Quella che descrive Merleau-Ponty, la parola alla sua origine, o scaturigine, è appunto la parola poetica. Non saprei definirla altrimenti. E se la poesia è l’infanzia della parola e l’algoritmo è la forma adulta del linguaggio, mentre la prima è necessaria (com’è necessaria l’infanzia), la seconda non è nemmeno detto che venga mai raggiunta. E poiché fin dal principio, in questa nostra conversazione, noi parliamo dell’origine della parola e del pensiero, non abbiamo a che fare
con l’algoritmo. E magari non avremo mai a che farci (io per esempio!). La poesia non è un “modo” del linguaggio, ma il modo che abbiamo di afferrarne l’origine.

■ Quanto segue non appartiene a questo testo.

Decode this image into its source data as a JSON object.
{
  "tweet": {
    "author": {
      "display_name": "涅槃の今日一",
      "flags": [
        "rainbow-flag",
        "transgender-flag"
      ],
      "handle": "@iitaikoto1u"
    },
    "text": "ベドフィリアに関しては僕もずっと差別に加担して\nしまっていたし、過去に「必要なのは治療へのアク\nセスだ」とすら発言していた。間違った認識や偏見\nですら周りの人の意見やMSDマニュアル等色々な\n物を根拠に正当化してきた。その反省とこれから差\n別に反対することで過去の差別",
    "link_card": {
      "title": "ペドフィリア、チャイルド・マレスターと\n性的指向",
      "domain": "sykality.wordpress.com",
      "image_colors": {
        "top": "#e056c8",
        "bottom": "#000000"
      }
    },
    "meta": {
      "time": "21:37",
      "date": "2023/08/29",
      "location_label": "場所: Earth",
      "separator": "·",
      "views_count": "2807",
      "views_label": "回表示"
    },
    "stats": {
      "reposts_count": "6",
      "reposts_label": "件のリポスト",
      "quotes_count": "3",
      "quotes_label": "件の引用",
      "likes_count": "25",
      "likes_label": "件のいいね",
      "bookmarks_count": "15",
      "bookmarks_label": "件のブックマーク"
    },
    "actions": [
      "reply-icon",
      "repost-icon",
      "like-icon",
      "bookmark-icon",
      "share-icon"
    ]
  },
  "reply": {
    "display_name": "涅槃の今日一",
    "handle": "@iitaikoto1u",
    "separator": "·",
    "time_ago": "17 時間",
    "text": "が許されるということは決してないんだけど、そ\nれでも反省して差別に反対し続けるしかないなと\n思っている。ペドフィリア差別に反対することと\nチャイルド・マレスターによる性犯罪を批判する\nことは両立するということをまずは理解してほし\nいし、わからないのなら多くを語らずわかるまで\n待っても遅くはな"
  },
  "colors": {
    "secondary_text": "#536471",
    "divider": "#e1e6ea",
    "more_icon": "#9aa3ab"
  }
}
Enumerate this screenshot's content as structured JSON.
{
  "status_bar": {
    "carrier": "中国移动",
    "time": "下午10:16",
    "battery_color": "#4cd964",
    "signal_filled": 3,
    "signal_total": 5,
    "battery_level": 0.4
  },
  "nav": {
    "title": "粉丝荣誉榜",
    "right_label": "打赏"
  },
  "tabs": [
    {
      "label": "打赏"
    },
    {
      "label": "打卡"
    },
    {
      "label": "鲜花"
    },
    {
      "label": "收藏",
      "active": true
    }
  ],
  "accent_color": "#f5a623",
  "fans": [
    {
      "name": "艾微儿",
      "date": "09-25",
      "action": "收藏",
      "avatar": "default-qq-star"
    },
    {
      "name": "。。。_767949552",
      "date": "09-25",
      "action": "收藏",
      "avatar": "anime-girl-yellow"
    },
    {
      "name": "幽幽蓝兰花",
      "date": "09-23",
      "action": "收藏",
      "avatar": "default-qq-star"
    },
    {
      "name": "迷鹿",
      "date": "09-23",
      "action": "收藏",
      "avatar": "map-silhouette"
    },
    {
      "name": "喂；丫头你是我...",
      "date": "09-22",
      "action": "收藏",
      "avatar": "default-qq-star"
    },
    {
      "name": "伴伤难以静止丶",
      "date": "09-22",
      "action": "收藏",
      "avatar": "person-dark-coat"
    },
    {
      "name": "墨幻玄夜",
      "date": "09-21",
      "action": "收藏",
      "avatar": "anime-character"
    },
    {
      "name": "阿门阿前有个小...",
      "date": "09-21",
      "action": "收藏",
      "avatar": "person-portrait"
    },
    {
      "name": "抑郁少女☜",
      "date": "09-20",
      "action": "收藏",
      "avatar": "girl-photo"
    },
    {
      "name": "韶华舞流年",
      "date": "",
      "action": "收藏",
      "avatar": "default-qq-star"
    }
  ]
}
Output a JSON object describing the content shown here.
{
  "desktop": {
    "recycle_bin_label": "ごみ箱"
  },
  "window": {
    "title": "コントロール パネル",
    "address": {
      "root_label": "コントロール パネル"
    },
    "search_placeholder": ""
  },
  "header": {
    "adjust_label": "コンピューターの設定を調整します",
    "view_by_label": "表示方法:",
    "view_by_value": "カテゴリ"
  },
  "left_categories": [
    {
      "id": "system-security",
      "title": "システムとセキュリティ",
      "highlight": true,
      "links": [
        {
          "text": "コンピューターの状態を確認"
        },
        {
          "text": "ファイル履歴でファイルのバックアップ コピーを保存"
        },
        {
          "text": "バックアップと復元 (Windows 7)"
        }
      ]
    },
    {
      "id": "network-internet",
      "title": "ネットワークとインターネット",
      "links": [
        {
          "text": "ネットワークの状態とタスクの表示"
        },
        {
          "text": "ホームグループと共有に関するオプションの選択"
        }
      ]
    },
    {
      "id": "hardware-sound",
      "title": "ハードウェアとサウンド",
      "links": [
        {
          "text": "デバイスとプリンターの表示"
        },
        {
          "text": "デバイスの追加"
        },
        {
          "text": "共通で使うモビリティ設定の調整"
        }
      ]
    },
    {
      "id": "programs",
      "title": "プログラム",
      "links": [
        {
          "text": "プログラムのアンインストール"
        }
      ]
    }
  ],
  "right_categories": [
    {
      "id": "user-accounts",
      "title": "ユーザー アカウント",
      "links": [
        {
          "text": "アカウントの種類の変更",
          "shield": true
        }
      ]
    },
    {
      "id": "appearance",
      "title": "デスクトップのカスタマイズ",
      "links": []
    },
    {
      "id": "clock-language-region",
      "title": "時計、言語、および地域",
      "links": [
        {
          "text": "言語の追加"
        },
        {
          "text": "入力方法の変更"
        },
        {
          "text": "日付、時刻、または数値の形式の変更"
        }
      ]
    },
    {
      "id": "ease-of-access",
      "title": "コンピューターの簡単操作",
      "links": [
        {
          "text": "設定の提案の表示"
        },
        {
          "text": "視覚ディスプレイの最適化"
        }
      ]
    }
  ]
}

Nelle parole di Merleau-Ponty, vedo l’algoritmo come l ’opposto della sorpresa (cioè dell’ospite), e del sogno (cioè dell’atteso). In altre parole, mi pare proprio l’esempio stesso dell’illusione della ragione: risolve i problemi nel modo previsto da chi li ha posti. Pone, in un certo senso, la soluzione prima del problema.
Per tornare alla tua metafora della neve, forse la neve è proprio l’algoritmo: copre la variazione infinita della terra col suo manto uniforme. Quando la temperatura sale sopra i 4 gradi, la neve si scioglie, e con lei ciò che nasconde la terra, e ogni erba comincia a germogliare.
Ma per tornare all’illusione, in un certo senso è ripetizione: la ripetizione dell’inizio, di ogni inizio, il continuo essere iniziale dell’esperienza, compresa quella del linguaggio. Vibrazione, certo: quella che non pulsa nell’algoritmo.